Outra tradição de Curb que se manteve foi a participação especial de grandes nomes fazendo versões exageradas de si mesmo. A série já contou com Mel Brooks, Martin Scorsese, Michael J. Fox, David Shwimmer entre outros. Dessa vez, foi a vez do fenômeno da Broadway, Lin Manuel Miranda, fazer a sua participação. E Lin não decepcionou. Ao ser perdoado da Fatwa, um comitê islâmico diz a Larry David que a única condição para que ele possa fazer o musical Fatwa, é se Lin estiver no elenco. O criador do musical Hamilton concorda, mas ele se mostra egocêntrico e autoritário, tomando conta do show e jogando Larry para escanteio. Lin Manuel sempre teve uma imagem do garoto prodígio dos musicais, humilde e genial. A escolha de colocá-lo como egocêntrico, ainda que simpático, resulta em muitas risadas.

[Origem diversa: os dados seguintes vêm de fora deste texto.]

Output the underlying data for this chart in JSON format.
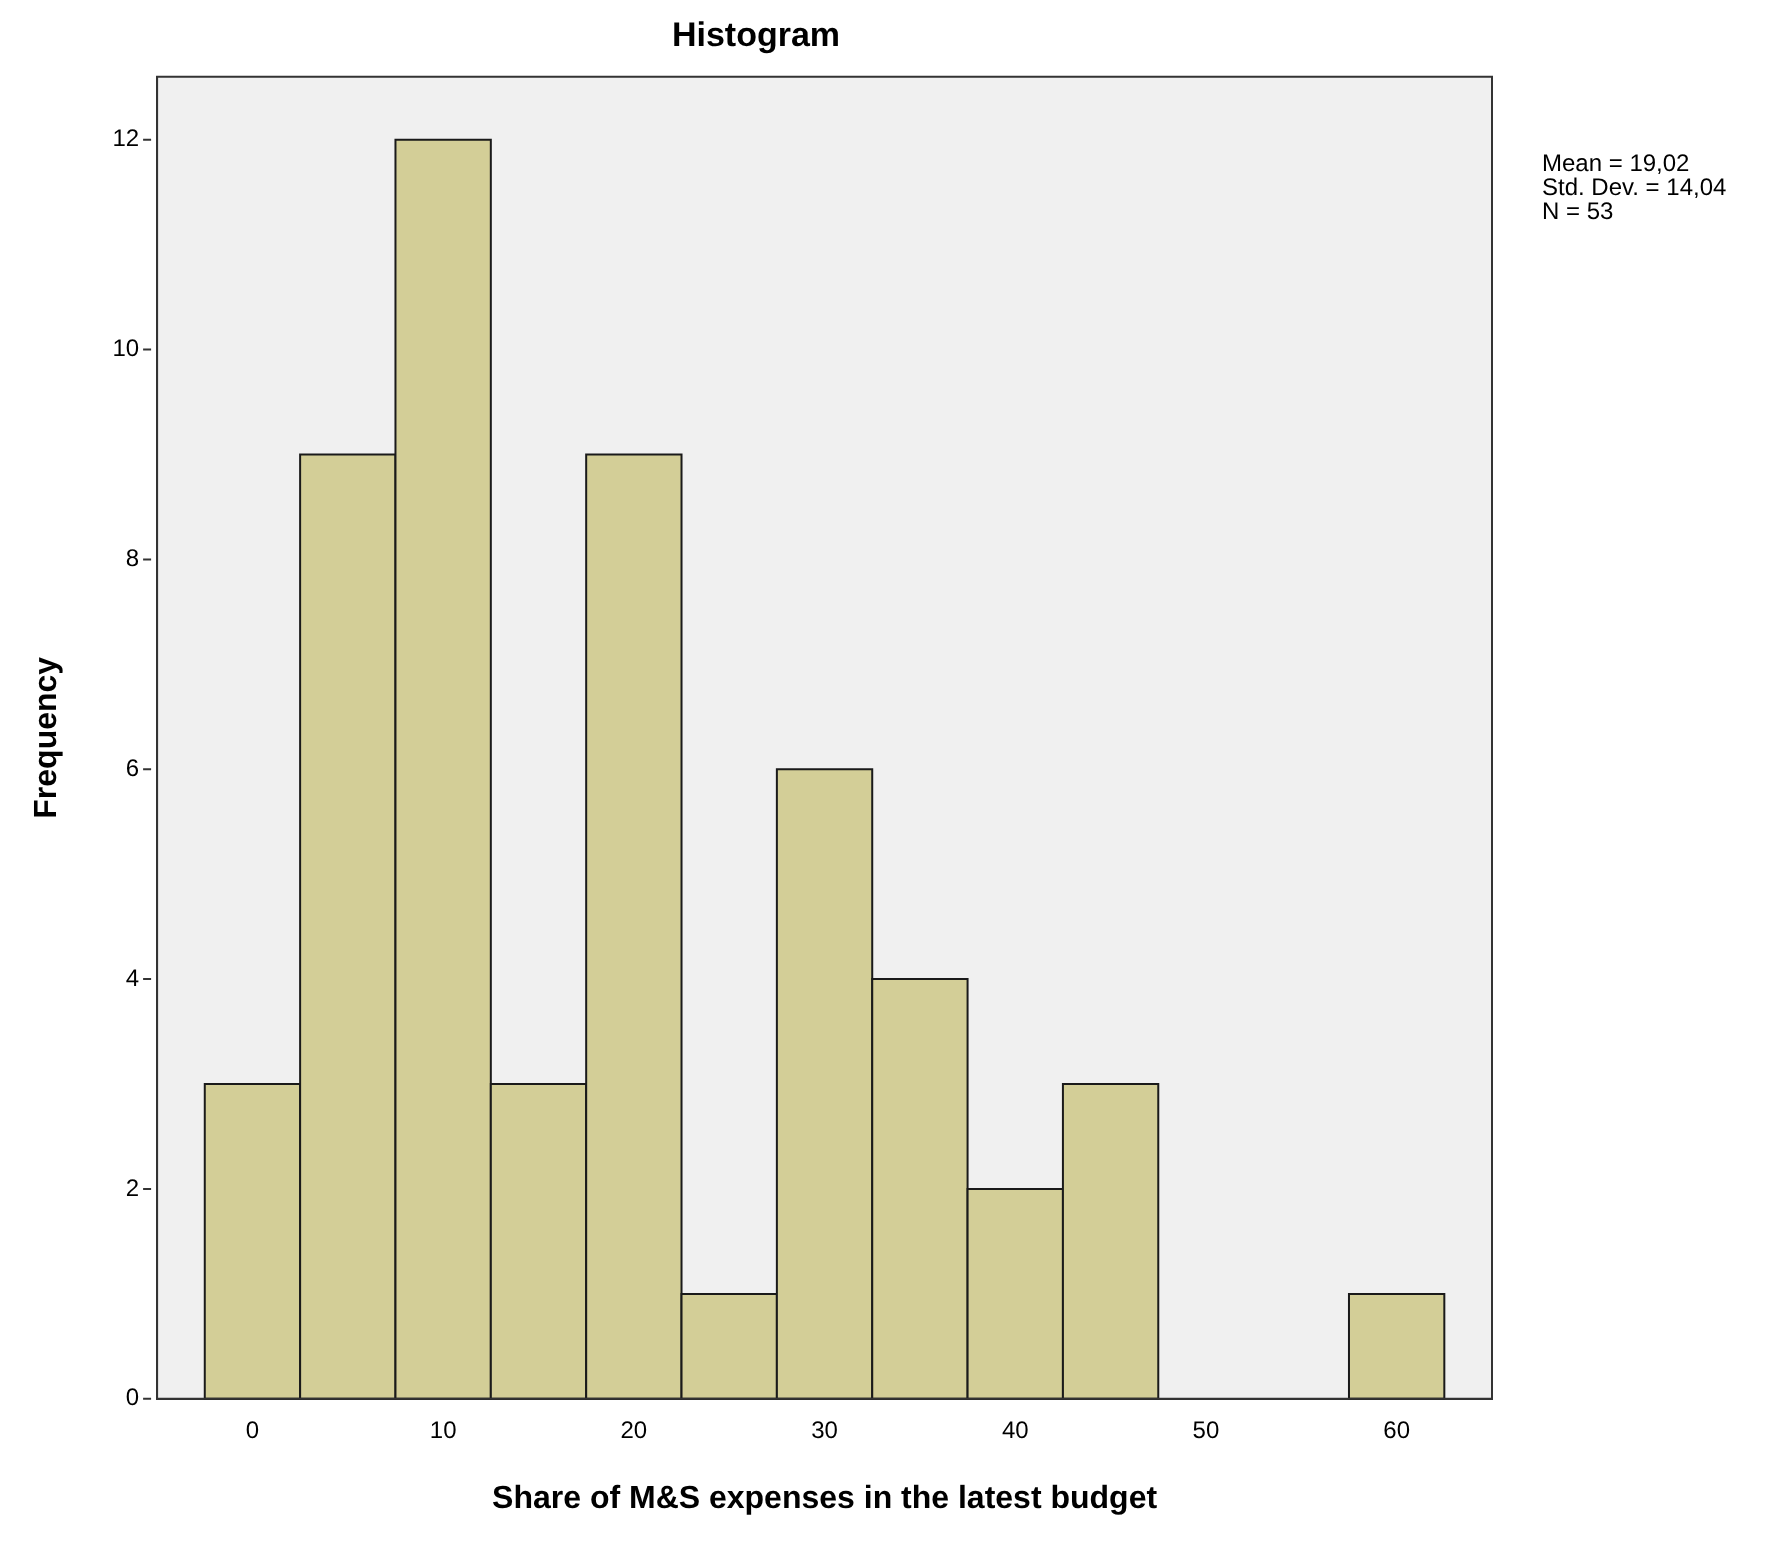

Também é interessante ver outros atores famosíssimos, que poderiam participar da série como si mesmos, mas participam em papéis. É o caso de Bryan Cranston, o nosso eterno Walter White e Lauren Graham, nossa Lorelai Gilmore.
A temporada termina como começou, com Larry David cantando “Mary Poppins”. Sem musical e ainda perseguido por um muçulmano que não sabe que a Fatwa havia sido anulada. Mas esse é o dever de Curb, fazer rir e pensar. Pelo menos até a 10a temporada, que já está sendo produzida. Um bom assunto para situações de “stop and chat”.